あなたが、どうか間に合ってね。世界に愛されて、人に愛されて、人を愛している五条を、お願いね。
「……私、太く短く生きる予定だったんですよ」
「あら、だめよ。硝子だって人生を謳歌しなきゃ」
「無理難題すぎませんか」
「そう? 硝子ならきっとできるわ」
「あいつがやろうって決めたことを止められた試しがないんですよねぇ」
「ねぇ、硝子」
「はい」
「わがままでごめんね。先輩失格だわ」
そう言った笑った硝子の先輩は、いつものように優しかったし、ひどくて、かわいかった。
間違っているとわかっている。こんなこと、世界の至宝五条悟に対してだけでなく、誰にでもしてはならないことだ。

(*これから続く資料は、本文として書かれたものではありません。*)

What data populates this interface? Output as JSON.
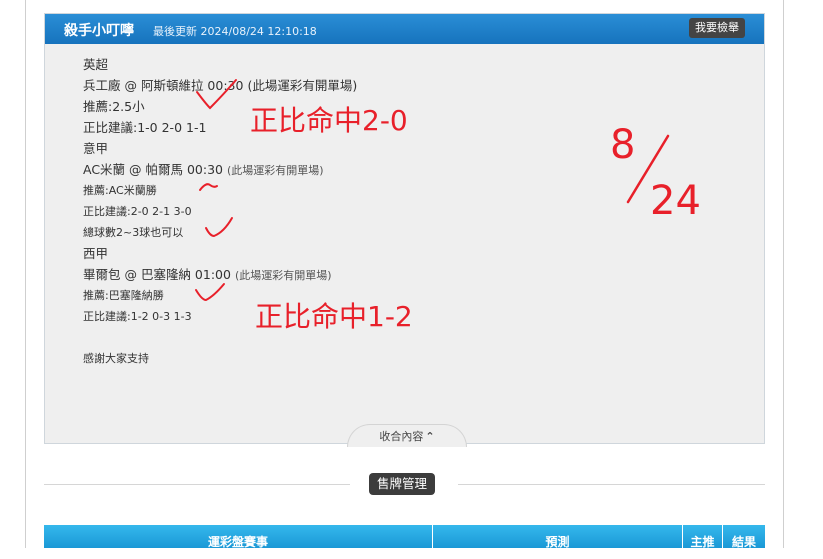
{
  "header": {
    "author": "殺手小叮嚀",
    "updated": "最後更新 2024/08/24 12:10:18",
    "report_button": "我要檢舉"
  },
  "content": {
    "league1": "英超",
    "match1": "兵工廠 @ 阿斯頓維拉 00:30",
    "match1_note": "(此場運彩有開單場)",
    "rec1": "推薦:2.5小",
    "score1": "正比建議:1-0 2-0 1-1",
    "league2": "意甲",
    "match2": "AC米蘭 @ 帕爾馬 00:30",
    "match2_note": "(此場運彩有開單場)",
    "rec2": "推薦:AC米蘭勝",
    "score2": "正比建議:2-0 2-1 3-0",
    "total2": "總球數2~3球也可以",
    "league3": "西甲",
    "match3": "畢爾包 @ 巴塞隆納 01:00",
    "match3_note": "(此場運彩有開單場)",
    "rec3": "推薦:巴塞隆納勝",
    "score3": "正比建議:1-2 0-3 1-3",
    "thanks": "感謝大家支持"
  },
  "collapse_label": "收合內容",
  "handwriting": {
    "hit1": "正比命中2-0",
    "hit2": "正比命中1-2",
    "date_top": "8",
    "date_bottom": "24",
    "color": "#e8202a"
  },
  "sales_button": "售牌管理",
  "table": {
    "headers": [
      "運彩盤賽事",
      "預測",
      "主推",
      "結果"
    ]
  },
  "colors": {
    "header_blue": "#1673bd",
    "table_blue": "#1a98d6",
    "card_bg": "#efefef"
  }
}
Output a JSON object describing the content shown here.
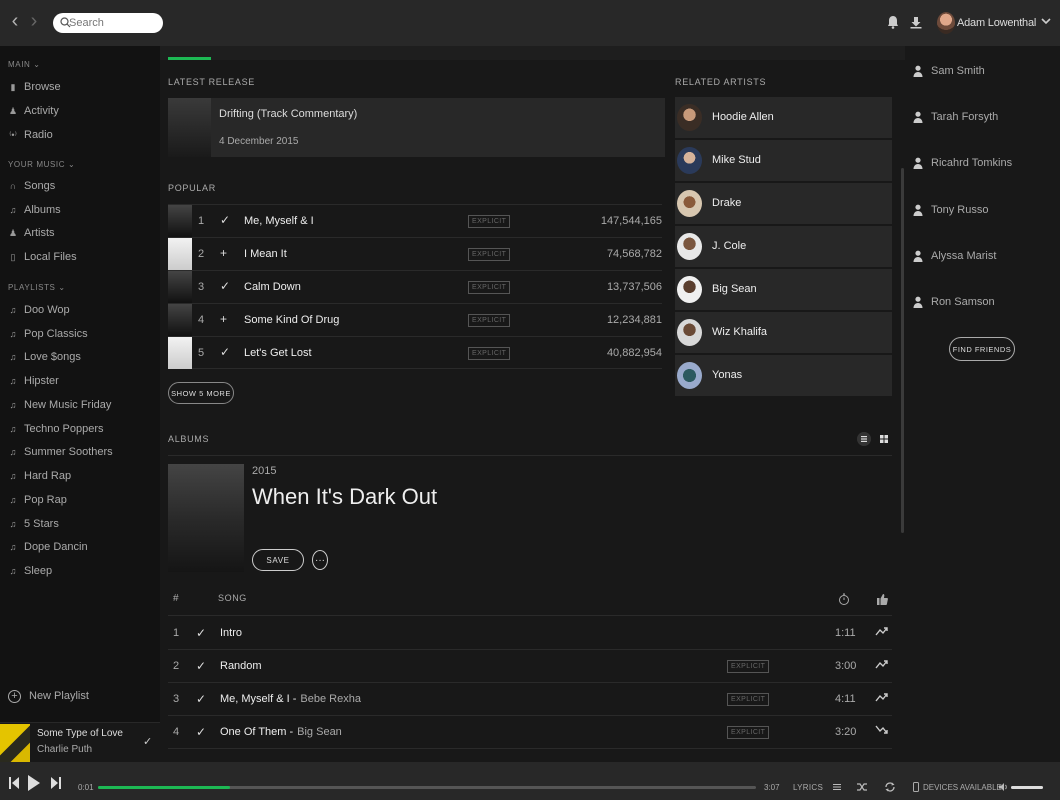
{
  "search": {
    "placeholder": "Search"
  },
  "user": {
    "name": "Adam Lowenthal"
  },
  "sidebar": {
    "main_title": "MAIN",
    "main_items": [
      "Browse",
      "Activity",
      "Radio"
    ],
    "your_music_title": "YOUR MUSIC",
    "your_music_items": [
      "Songs",
      "Albums",
      "Artists",
      "Local Files"
    ],
    "playlists_title": "PLAYLISTS",
    "playlists": [
      "Doo Wop",
      "Pop Classics",
      "Love $ongs",
      "Hipster",
      "New Music Friday",
      "Techno Poppers",
      "Summer Soothers",
      "Hard Rap",
      "Pop Rap",
      "5 Stars",
      "Dope Dancin",
      "Sleep"
    ],
    "new_playlist": "New Playlist"
  },
  "now_playing": {
    "title": "Some Type of Love",
    "artist": "Charlie Puth"
  },
  "latest_release": {
    "heading": "LATEST RELEASE",
    "title": "Drifting (Track Commentary)",
    "date": "4 December 2015"
  },
  "popular": {
    "heading": "POPULAR",
    "explicit_label": "EXPLICIT",
    "rows": [
      {
        "num": "1",
        "action": "✓",
        "name": "Me, Myself & I",
        "plays": "147,544,165"
      },
      {
        "num": "2",
        "action": "+",
        "name": "I Mean It",
        "plays": "74,568,782"
      },
      {
        "num": "3",
        "action": "✓",
        "name": "Calm Down",
        "plays": "13,737,506"
      },
      {
        "num": "4",
        "action": "+",
        "name": "Some Kind Of Drug",
        "plays": "12,234,881"
      },
      {
        "num": "5",
        "action": "✓",
        "name": "Let's Get Lost",
        "plays": "40,882,954"
      }
    ],
    "show_more": "SHOW 5 MORE"
  },
  "related": {
    "heading": "RELATED ARTISTS",
    "artists": [
      "Hoodie Allen",
      "Mike Stud",
      "Drake",
      "J. Cole",
      "Big Sean",
      "Wiz Khalifa",
      "Yonas"
    ]
  },
  "albums": {
    "heading": "ALBUMS",
    "year": "2015",
    "title": "When It's Dark Out",
    "save": "SAVE",
    "more": "···",
    "col_hash": "#",
    "col_song": "SONG",
    "explicit_label": "EXPLICIT",
    "tracks": [
      {
        "num": "1",
        "name": "Intro",
        "feat": "",
        "duration": "1:11",
        "trend": "up"
      },
      {
        "num": "2",
        "name": "Random",
        "feat": "",
        "duration": "3:00",
        "trend": "up"
      },
      {
        "num": "3",
        "name": "Me, Myself & I -",
        "feat": "Bebe Rexha",
        "duration": "4:11",
        "trend": "up"
      },
      {
        "num": "4",
        "name": "One Of Them -",
        "feat": "Big Sean",
        "duration": "3:20",
        "trend": "down"
      }
    ]
  },
  "friends": {
    "list": [
      "Sam Smith",
      "Tarah Forsyth",
      "Ricahrd Tomkins",
      "Tony Russo",
      "Alyssa Marist",
      "Ron Samson"
    ],
    "find_button": "FIND FRIENDS"
  },
  "player": {
    "elapsed": "0:01",
    "total": "3:07",
    "progress_fraction": 0.2,
    "lyrics": "LYRICS",
    "devices": "DEVICES AVAILABLE",
    "volume_fraction": 1.0
  },
  "colors": {
    "accent": "#1db954",
    "background": "#181818",
    "sidebar": "#121212",
    "bar": "#282828"
  }
}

でも、でもでもでもでも、嬉しいと思ってしまった。歌姫の喪失を嘆く五条悟の心が。
そして、いやだと思ってしまった。歌姫がいない世界で、歌姫が知りえない何かを五条悟が手にするのが。
歌姫が許しを与えて、喜ぶ五条の顔が見たかった。ありがとう、と抱きついて、甘えてほしかった。いい格好をしたかったのだ。好きだと思ってほしかった。
手を取り合って生きていきたかった。無理だと知っていた。お互い、きっと知らないところで死んでしまうのだろうと分かってはいた。
ただこんなに早い、静かなものになるとまでは思っていなかったのだ、と歌姫は青い青い息を吐いて、目を閉じる。